O anda Wang Teng’in Anka Altın Tüy Kılıcı yeniden birleşerek ilahi bir altın anka kuşuna dönüştü ve bir kez daha saldırıya geçti.
Aynı anda elinde bir savaş kılıcı belirdi ve onu güçlü bir şekilde savurdu. Gölge Yeteneği devreye girerek Gölge Gücünü bir gölge bıçak izinde topladı.
Wang Teng’in Gölge Kılıcı üzerindeki kontrolü hâlâ temel seviyedeydi, bu yüzden o kadar yetkin değildi, ancak Anka Altın Tüy Kılıcı öndeki gücün yükünü çektiği için yeterli zamanı vardı.
Naga Irkı zırhlı ceset kılıcını tekrar savurdu ve gölge bıçak aurası Anka Altın Tüy Bıçakları ile çarpıştı.

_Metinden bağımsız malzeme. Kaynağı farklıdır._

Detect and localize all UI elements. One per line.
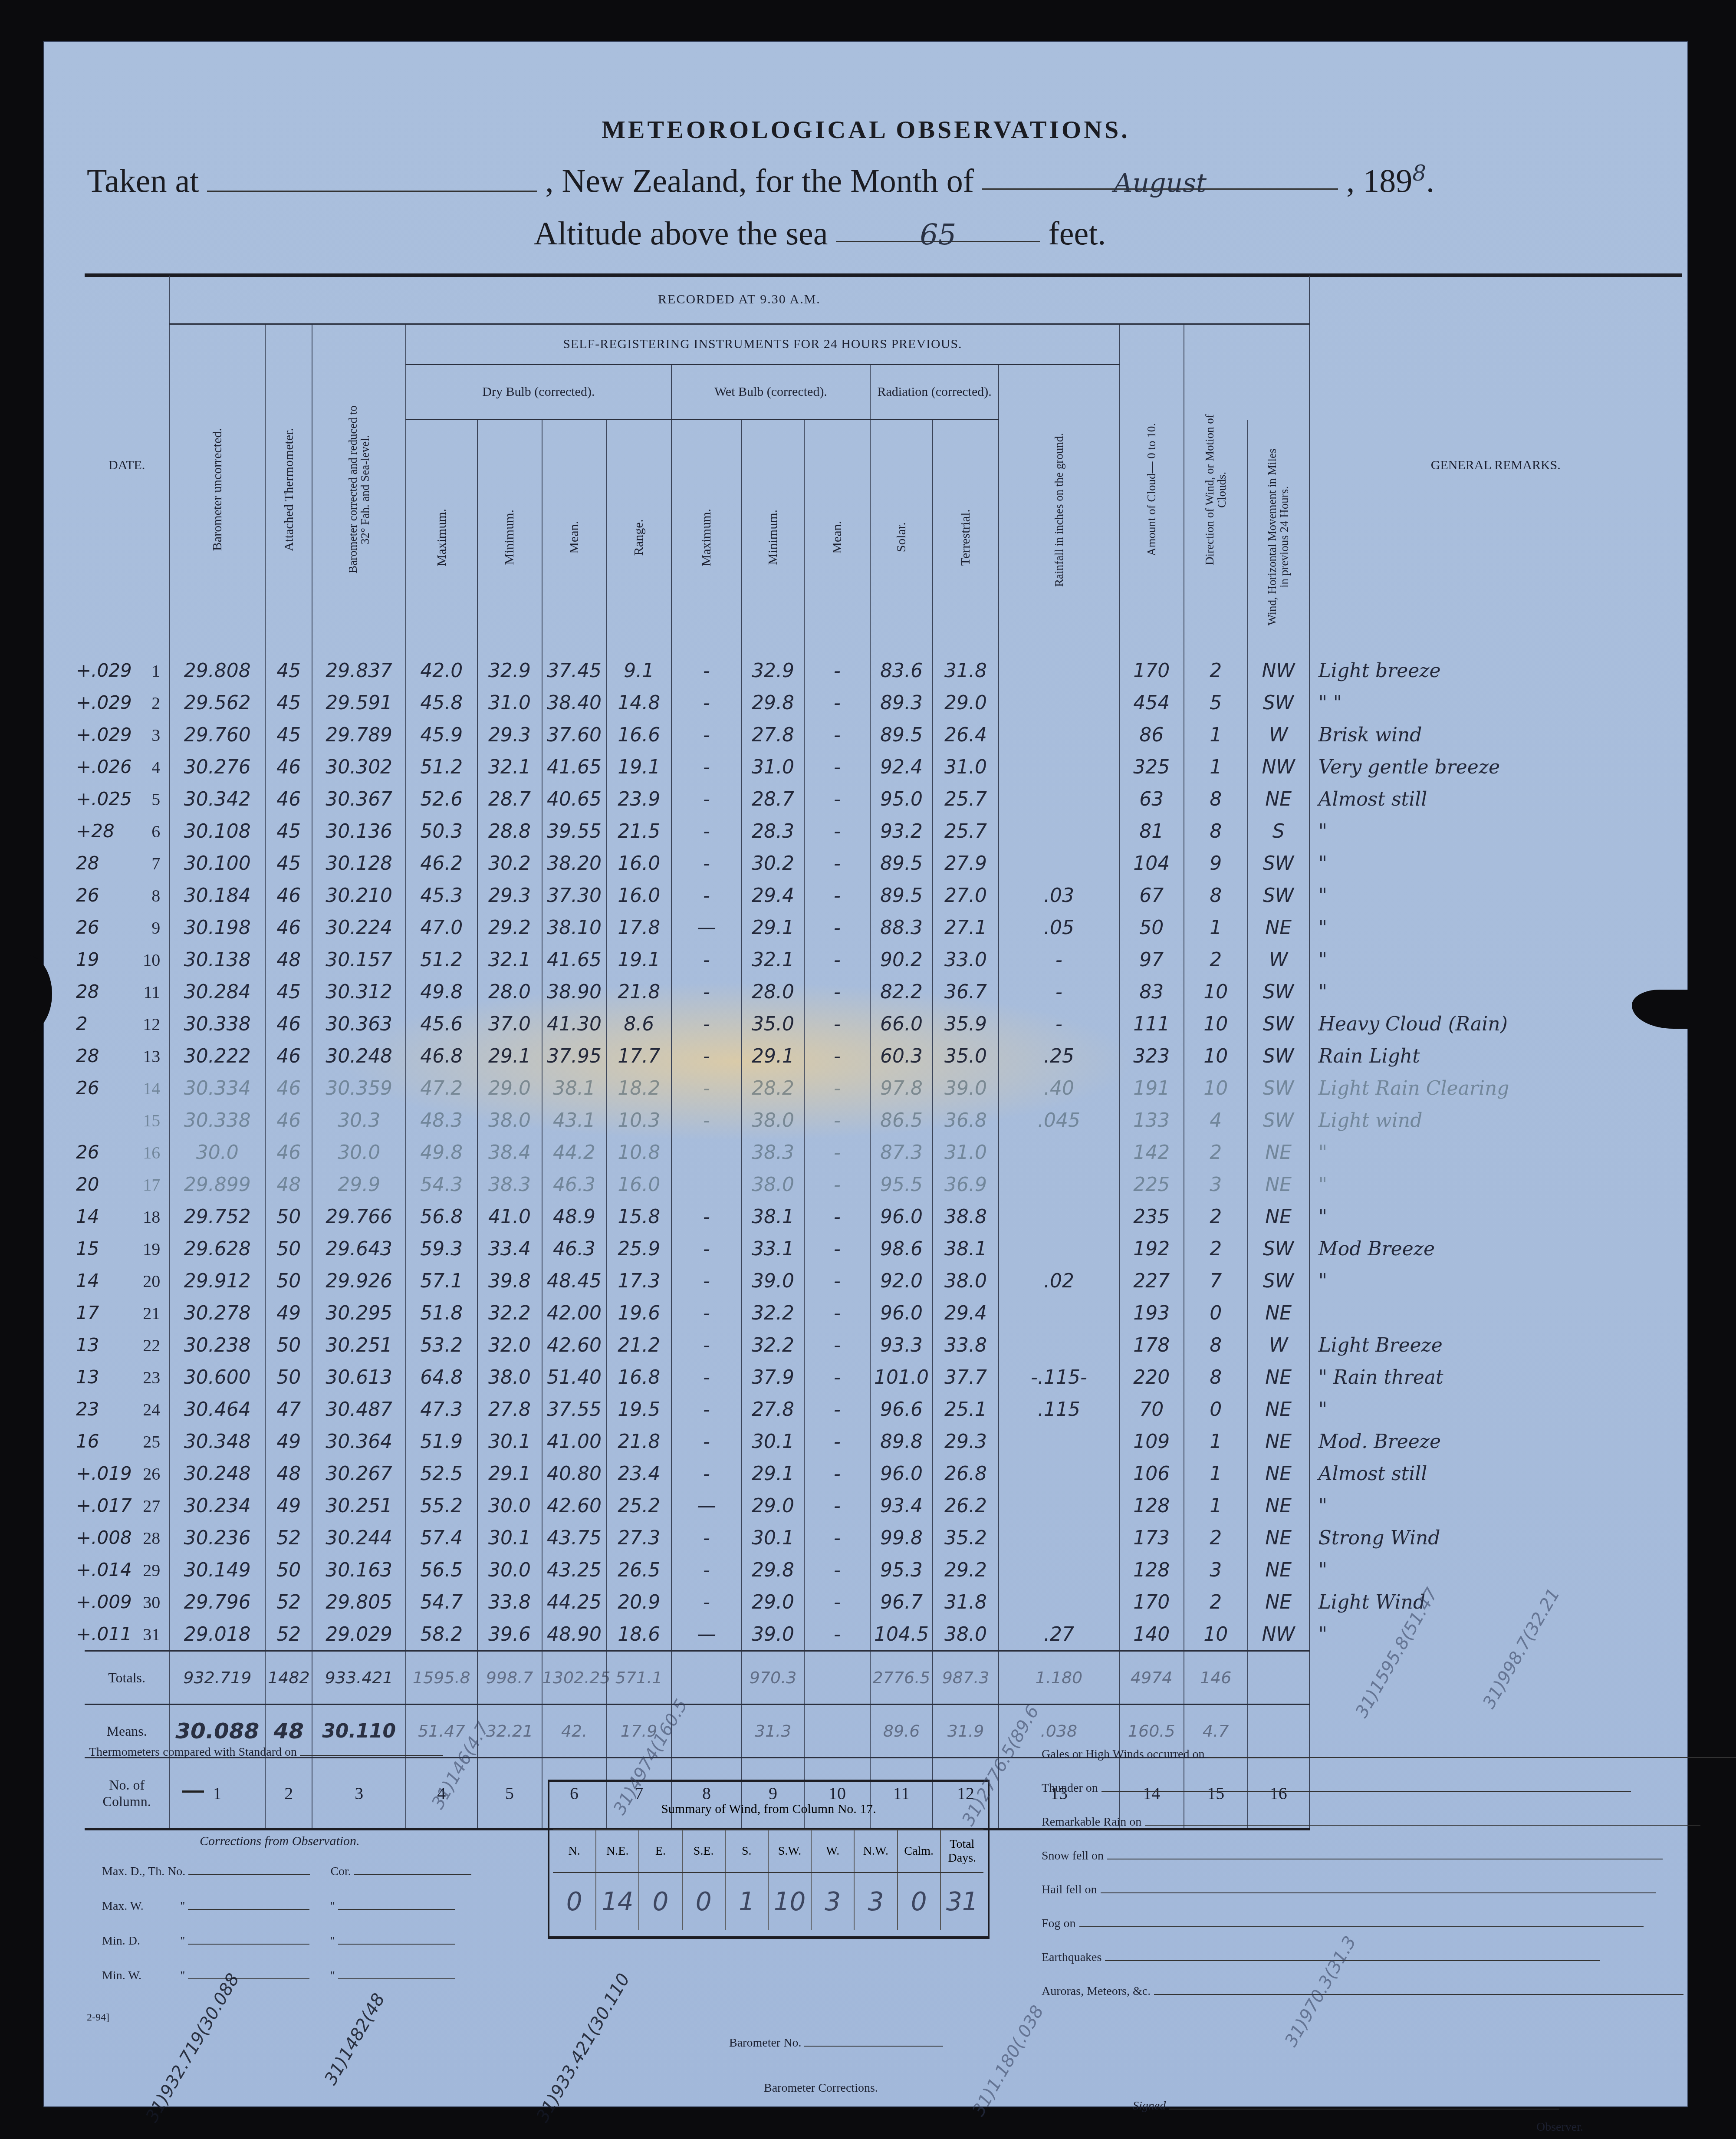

Anka Altın Tüy Bıçakları doğal olarak buna karşı koyamadı ama Wang Teng’in Gölge Kılıcı onu takip etti. Naga Irkının zırhlı cesedinin kılıcını ustalıkla yandan savuşturdu ve kılıcı cesedin kafasına doğru saplandı.
Naga Irkının zırhlı cesedi diğerleri tarafından çoktan zapt edilmişti, bu yüzden zamanında tepki veremedi. Wang Teng’in bıçağı doğrudan kafasına çarptı.
Splat!
Gölge bıçak aurası alnında bir iz bıraktı, deriyi kesti ama hepsi bu kadardı.
Bu Naga Irkı zırhlı ceset, canlı haliyle en azından evren aşamasındaydı ve Wang Teng’in Gölge Gücü ve Gölge Yeteneği yalnızca birinci seviyedeydi. Onun etine zarar veremezdi.
Ancak, Wang Teng cesedin etine zarar vermeye çalışmıyordu. Onun hedefi içindeki Gölge Kukla Mührüydü.
Naga Irkı’nın zırhlı cesedine dikkatle baktı ve saldırısının herhangi bir etkisi olup olmadığını bilmiyordu.
Tong En ve diğerleri Wang Teng’in neyin peşinde olduğunu bilmiyordu. Görünüşte zayıf olan saldırıyı gördüklerinde ilk başta biraz şaşırdılar ama kısa süre sonra niyetini anladılar.
Bu adam sadece bir kozmos aşaması dövüş savaşçısıydı!
Ortalama bir dövüş savaşçısından daha fazla tekniğe sahip olsa da, yine de bir evren aşaması dövüş savaşçısıyla mücadele edecek kadar güçlü değildi.
“Wang Teng, bunu halledebilir misin? Değilse, bırak biz devralalım,” diye bağırdı Tong En.
Wang Teng’in nutku tutulmuştu. Hafife alınmıştı.
“Çabuk kenara çekil; bu çok tehlikeli,” dedi Tong En, onun orada durduğunu ve saldırı açılarını engellediğini görünce tekrar.
Wang Teng: …
Ancak, o daha cevap veremeden, Tong En ve diğerleri olağandışı bir şey fark ettiler. Önlerindeki zırhlı cesedin hareketleri yavaşlamış gibi görünüyordu.
Saldırmayı bıraktı!
“???”
Tong En ve diğerleri şaşkına dönmüştü. Önlerindeki Naga Irkı’nın zırhlı cesedine baktılar ve ne olduğunu anlayamadılar.
“Bununla başa çıkamayacağımı kim söyledi?” Wang Teng belirtti.